Président du Conseil de Village Plaine-Gare
Publié le – Mis à jour le
0,92 km2
de superifice
11 349
habitants
40 362
hectares d’espaces verts (publiques et privés)
3
écoles primaires publiques
126
commerces
2
espaces liberté
5
aires de jeux
Appelé autrefois Rueil Plaine, la gare n’a jamais été loin de ce quartier : c’est ici, en 1837, que passe la ligne de chemin de fer Paris – Saint-Germain-en-Laye, la première au départ de la capitale et également la première en France conçue uniquement pour le transport de voyageurs !
À vrai dire, le train ne s’y arrêtera qu’à partir de 1844, quand une gare, obtenue à force de réclamations, est érigée au bout du chemin de Chatou (l’actuelle avenue Albert-1er). L’afflux de visiteurs donne alors l’idée de construire un casino.
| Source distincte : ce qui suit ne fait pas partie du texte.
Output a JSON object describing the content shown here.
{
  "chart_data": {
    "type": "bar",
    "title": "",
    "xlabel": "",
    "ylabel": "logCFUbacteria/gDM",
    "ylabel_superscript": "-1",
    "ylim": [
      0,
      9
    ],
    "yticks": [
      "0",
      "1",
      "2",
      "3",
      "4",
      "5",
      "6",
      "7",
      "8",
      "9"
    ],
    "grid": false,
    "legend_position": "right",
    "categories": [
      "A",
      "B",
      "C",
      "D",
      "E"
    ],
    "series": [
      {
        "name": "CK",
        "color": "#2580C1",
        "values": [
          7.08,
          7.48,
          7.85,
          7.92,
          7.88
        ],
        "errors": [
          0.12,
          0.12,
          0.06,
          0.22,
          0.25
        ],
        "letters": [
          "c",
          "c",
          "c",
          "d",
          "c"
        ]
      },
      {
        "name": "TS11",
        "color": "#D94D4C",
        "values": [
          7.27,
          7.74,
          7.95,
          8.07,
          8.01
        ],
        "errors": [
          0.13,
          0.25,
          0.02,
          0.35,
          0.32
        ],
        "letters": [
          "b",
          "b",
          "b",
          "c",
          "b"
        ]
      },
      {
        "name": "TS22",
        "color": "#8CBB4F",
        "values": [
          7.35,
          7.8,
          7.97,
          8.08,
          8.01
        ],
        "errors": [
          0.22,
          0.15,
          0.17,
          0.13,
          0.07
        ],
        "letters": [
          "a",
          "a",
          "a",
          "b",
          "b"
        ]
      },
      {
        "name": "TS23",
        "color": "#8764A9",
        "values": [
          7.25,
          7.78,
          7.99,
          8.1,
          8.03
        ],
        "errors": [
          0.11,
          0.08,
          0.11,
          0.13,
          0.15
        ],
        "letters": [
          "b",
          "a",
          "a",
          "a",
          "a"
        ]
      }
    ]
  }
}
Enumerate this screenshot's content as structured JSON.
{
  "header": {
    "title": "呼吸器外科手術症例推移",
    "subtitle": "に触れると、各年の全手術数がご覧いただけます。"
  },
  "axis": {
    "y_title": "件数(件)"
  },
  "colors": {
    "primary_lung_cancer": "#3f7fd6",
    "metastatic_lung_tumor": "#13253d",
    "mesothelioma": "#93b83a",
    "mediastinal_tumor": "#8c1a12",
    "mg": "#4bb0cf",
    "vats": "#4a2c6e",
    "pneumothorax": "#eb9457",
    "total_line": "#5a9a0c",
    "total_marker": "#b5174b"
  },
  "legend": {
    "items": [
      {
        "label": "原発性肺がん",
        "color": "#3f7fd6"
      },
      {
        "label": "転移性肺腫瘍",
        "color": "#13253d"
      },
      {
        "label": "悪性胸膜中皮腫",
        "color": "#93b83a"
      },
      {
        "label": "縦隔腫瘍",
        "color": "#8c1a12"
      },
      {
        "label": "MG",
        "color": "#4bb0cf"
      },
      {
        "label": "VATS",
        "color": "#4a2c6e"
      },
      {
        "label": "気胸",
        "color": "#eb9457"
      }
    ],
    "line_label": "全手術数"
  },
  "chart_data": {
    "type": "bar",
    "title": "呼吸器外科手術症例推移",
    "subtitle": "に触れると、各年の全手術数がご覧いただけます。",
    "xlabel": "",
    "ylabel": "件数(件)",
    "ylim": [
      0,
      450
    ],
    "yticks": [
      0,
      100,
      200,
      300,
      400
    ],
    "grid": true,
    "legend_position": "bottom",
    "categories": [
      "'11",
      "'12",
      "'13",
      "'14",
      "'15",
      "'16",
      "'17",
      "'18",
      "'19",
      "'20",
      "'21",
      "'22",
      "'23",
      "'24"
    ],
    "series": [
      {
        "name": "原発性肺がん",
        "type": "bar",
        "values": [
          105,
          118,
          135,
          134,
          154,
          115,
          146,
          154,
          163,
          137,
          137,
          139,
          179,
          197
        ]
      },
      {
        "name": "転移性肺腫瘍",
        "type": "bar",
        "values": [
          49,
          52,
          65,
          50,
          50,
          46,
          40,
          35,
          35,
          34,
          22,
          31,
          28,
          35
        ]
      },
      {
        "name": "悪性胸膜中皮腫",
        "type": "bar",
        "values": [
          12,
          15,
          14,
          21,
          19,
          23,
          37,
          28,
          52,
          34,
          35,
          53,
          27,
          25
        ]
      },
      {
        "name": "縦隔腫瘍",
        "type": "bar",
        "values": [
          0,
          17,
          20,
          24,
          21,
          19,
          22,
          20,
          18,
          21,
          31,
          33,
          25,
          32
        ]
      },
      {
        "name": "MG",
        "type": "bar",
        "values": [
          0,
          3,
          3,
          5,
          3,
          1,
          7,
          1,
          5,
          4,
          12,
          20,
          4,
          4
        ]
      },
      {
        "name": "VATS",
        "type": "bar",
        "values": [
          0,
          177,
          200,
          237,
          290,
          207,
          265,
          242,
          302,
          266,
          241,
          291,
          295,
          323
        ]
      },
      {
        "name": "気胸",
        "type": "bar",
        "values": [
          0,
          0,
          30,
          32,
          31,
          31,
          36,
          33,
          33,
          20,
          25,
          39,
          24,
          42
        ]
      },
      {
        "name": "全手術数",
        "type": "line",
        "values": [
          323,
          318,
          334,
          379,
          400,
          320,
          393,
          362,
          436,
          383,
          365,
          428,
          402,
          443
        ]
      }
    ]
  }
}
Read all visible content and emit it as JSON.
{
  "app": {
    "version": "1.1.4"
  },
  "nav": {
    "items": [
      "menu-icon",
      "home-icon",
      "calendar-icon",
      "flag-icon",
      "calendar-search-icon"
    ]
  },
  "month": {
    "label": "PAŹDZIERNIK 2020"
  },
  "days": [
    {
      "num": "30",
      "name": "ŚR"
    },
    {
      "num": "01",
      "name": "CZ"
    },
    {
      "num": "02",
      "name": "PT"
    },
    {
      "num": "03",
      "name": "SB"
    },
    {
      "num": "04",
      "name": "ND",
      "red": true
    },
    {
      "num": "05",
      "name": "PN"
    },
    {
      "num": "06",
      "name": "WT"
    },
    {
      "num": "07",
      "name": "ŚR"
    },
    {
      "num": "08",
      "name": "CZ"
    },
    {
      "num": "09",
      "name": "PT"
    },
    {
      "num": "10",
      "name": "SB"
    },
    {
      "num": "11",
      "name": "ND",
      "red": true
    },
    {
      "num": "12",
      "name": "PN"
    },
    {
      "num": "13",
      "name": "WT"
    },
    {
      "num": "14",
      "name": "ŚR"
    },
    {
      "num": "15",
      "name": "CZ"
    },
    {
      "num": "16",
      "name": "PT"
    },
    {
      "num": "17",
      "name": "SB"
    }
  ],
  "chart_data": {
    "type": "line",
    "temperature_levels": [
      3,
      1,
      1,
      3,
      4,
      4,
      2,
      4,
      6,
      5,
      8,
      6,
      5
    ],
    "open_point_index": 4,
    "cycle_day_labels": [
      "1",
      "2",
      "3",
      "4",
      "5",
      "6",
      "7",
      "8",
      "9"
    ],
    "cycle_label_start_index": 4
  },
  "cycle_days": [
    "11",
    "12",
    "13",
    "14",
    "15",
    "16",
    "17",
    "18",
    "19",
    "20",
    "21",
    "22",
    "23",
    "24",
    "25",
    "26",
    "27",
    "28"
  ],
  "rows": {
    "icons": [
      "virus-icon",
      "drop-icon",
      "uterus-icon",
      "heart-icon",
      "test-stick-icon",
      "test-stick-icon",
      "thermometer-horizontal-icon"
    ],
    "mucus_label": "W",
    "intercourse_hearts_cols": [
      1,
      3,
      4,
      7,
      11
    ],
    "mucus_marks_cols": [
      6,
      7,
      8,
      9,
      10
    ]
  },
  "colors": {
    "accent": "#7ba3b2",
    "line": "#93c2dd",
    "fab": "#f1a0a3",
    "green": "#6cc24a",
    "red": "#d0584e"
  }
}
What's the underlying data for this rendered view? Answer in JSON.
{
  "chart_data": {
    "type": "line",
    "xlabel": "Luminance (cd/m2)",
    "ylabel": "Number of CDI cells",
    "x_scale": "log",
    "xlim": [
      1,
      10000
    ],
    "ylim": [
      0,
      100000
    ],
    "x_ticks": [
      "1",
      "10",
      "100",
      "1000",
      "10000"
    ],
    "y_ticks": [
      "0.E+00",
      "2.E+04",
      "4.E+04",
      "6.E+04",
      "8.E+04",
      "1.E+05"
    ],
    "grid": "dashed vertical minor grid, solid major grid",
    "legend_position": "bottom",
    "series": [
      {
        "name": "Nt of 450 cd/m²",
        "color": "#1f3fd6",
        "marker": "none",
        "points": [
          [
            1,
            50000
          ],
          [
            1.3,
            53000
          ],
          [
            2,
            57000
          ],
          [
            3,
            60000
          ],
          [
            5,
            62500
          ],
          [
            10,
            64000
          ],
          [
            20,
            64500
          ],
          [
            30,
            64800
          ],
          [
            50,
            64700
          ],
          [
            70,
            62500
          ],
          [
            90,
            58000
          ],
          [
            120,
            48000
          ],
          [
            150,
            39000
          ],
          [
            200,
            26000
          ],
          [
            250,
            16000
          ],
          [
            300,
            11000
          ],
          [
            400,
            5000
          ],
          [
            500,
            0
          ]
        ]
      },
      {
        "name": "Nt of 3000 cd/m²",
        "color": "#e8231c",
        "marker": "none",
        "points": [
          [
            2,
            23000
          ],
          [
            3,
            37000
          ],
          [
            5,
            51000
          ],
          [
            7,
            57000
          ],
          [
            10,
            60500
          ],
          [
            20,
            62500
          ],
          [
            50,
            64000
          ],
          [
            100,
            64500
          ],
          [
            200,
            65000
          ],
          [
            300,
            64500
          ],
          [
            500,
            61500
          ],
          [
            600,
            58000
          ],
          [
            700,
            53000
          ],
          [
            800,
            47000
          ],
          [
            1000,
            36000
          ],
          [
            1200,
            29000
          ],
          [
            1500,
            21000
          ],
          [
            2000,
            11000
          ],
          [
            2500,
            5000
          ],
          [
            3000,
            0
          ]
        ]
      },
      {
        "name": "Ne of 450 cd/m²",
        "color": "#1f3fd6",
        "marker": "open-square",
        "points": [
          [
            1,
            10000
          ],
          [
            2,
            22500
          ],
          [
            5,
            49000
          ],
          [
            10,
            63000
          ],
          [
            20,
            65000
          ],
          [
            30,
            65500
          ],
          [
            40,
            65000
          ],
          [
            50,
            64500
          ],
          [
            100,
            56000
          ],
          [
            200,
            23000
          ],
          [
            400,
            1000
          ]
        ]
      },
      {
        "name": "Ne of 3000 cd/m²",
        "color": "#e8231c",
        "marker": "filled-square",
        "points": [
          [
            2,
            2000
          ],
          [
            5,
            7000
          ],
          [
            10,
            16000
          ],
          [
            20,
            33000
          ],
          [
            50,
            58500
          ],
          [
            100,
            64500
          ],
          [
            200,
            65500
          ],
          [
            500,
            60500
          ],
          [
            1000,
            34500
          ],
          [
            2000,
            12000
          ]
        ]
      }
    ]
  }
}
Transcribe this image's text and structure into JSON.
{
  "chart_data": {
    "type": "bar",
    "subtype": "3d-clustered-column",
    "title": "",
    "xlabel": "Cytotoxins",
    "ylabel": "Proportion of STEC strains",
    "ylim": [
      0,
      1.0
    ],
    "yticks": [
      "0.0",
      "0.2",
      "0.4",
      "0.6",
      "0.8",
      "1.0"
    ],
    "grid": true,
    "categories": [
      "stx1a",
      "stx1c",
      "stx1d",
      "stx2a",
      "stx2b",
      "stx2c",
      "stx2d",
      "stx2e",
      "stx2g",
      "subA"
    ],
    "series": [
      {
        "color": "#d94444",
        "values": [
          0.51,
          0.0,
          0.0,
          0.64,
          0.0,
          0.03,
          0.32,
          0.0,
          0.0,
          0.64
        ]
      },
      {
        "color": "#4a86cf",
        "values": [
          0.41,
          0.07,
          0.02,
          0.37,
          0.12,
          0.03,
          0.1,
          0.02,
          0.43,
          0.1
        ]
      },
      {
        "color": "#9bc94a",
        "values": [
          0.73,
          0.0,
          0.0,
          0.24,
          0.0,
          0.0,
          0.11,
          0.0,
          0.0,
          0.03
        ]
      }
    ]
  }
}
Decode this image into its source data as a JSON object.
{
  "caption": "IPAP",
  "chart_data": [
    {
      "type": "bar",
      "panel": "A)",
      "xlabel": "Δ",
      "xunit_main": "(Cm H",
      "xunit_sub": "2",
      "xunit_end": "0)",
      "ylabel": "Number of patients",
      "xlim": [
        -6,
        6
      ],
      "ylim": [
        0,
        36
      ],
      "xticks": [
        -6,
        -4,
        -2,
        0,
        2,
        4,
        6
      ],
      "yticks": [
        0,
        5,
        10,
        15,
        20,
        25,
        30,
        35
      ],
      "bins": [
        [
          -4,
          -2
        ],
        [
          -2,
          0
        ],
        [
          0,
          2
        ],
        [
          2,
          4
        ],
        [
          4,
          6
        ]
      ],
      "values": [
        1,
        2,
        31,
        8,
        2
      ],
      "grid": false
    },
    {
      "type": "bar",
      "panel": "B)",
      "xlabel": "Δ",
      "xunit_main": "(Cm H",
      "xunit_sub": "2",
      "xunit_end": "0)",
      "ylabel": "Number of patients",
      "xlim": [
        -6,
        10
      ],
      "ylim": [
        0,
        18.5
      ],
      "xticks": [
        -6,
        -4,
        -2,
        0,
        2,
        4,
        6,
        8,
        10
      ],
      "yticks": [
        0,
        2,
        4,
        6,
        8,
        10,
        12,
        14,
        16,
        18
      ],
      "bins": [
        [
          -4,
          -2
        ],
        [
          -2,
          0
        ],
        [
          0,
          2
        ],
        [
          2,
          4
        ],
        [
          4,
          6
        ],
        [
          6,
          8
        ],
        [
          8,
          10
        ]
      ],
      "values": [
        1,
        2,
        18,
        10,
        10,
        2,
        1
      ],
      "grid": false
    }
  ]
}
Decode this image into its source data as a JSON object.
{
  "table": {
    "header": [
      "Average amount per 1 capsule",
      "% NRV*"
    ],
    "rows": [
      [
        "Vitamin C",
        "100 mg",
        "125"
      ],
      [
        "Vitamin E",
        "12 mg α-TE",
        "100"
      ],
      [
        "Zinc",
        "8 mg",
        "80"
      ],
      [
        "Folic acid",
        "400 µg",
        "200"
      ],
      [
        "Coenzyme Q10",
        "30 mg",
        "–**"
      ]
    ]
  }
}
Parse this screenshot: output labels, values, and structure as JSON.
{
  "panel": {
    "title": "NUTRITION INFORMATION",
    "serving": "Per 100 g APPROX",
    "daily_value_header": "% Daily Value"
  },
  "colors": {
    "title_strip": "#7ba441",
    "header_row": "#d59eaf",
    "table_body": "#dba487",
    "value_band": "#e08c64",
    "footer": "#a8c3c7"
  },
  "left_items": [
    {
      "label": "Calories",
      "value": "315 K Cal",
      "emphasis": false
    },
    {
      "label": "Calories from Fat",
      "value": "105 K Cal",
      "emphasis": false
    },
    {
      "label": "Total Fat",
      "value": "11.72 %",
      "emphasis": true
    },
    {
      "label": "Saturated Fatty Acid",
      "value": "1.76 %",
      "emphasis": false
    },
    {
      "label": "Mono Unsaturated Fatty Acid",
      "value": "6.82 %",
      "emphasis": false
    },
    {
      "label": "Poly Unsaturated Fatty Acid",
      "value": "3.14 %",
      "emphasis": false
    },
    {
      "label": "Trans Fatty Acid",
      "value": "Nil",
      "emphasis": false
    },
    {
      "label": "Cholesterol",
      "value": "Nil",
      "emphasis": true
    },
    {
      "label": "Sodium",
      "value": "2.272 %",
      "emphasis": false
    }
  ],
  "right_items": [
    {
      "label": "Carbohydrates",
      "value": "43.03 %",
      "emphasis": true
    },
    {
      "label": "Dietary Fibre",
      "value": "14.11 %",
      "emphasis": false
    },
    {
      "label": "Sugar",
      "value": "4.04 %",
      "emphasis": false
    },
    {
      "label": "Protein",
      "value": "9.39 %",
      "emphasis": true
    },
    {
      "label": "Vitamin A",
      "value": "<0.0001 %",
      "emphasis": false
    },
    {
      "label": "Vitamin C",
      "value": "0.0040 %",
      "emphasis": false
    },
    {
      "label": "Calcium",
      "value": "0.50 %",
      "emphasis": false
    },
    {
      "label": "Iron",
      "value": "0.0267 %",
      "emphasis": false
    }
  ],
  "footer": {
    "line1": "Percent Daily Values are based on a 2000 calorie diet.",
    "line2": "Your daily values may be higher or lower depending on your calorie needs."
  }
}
Inauguré au printemps 1883, il fermera ses portes… après seulement six mois d’activité, en raison d’une interdiction préfectorale. Quelques années plus tard, réaménagés et rebaptisés Rueil Château, les lieux accueillent des bals, des représentations théâtrales, des concerts… Hélas, le succès n’est pas au rendez-vous. Au XXe siècle, les vestiges du casino se transforment en maternité (Les berceaux de Rueil), puis en maison de convalescence.
Dans les années 1950, face à l’accroissement de la population, la municipalité décide de bâtir un grand ensemble de logements dans le quartier. Un centre commercial est également construit pour ravitailler les habitants, avec une vingtaine de boutiques et un supermarché : ce sera le premier du genre en France !
Dans le but d’améliorer l’habitat, les résidences Camille-Saint-Saëns et Charles-Gounod ont fait l’objet de projets de rénovation de grande ampleur, avec résidentialisation et création d’espaces verts aménagés. Des investissements importants pour améliorer le cadre de vie des habitants, mais aussi l’image de tout le quartier.
Gravement endommagé par un incendie qui, en 2003, avait fait de nombreux dégâts, le centre commercial Colmar a été complètement renouvelé. Deux nouveaux bâtiments accueillant des logements, des bureaux et des commerces ont été construits autour de ce qui s’appellera ensuite la place Marcel-Noutary et où se tient désormais un marché chaque dimanche.
Le centre socioculturel Riber a vu le jour sur les terrains industriels des anciens établissements du même nom. Sur près de 2000 m2, de nombreuses activités associatives et d’animation jeunesse à destination des habitants du quartier ont été développées. Un bien bel outil au service du dynamisme du village.
Pour répondre aux besoins des 55 000 voyageurs quotidiens, la gare RER a fait l’objet d’importants travaux de réaménagement donnant lieu au Mobipôle tel qu’on le connaît aujourd’hui. Point de convergence pour plusieurs modes de transport, il est doté d’un espace fermé pour garer les vélos et d’un parking pour les voitures à proximité. Le réaménagement de la gare a été moteur pour la construction de nouveaux immeubles, notamment le magasin Botanic et l’hôtel Okko, ainsi que pour la réhabilitation d’autres bâtiments du quartier.
Financé à 60 % par la Métropole du Grand Paris, les deux premières cours Oasis (Ouverture, Adaptation, Sensibilisation, Innovation, Solidarité) de la ville ont été réalisées à l’école Tuck-Stell(A et B). Ces « îlots de fraîcheur » contribuent, in situ, à la lutte contre le réchauffement climatique et présentent d’autres atouts, notamment la sensibilisation à l’environnement et le développement de la socialisation des enfants. Elles font l’unanimité parmi les usagers.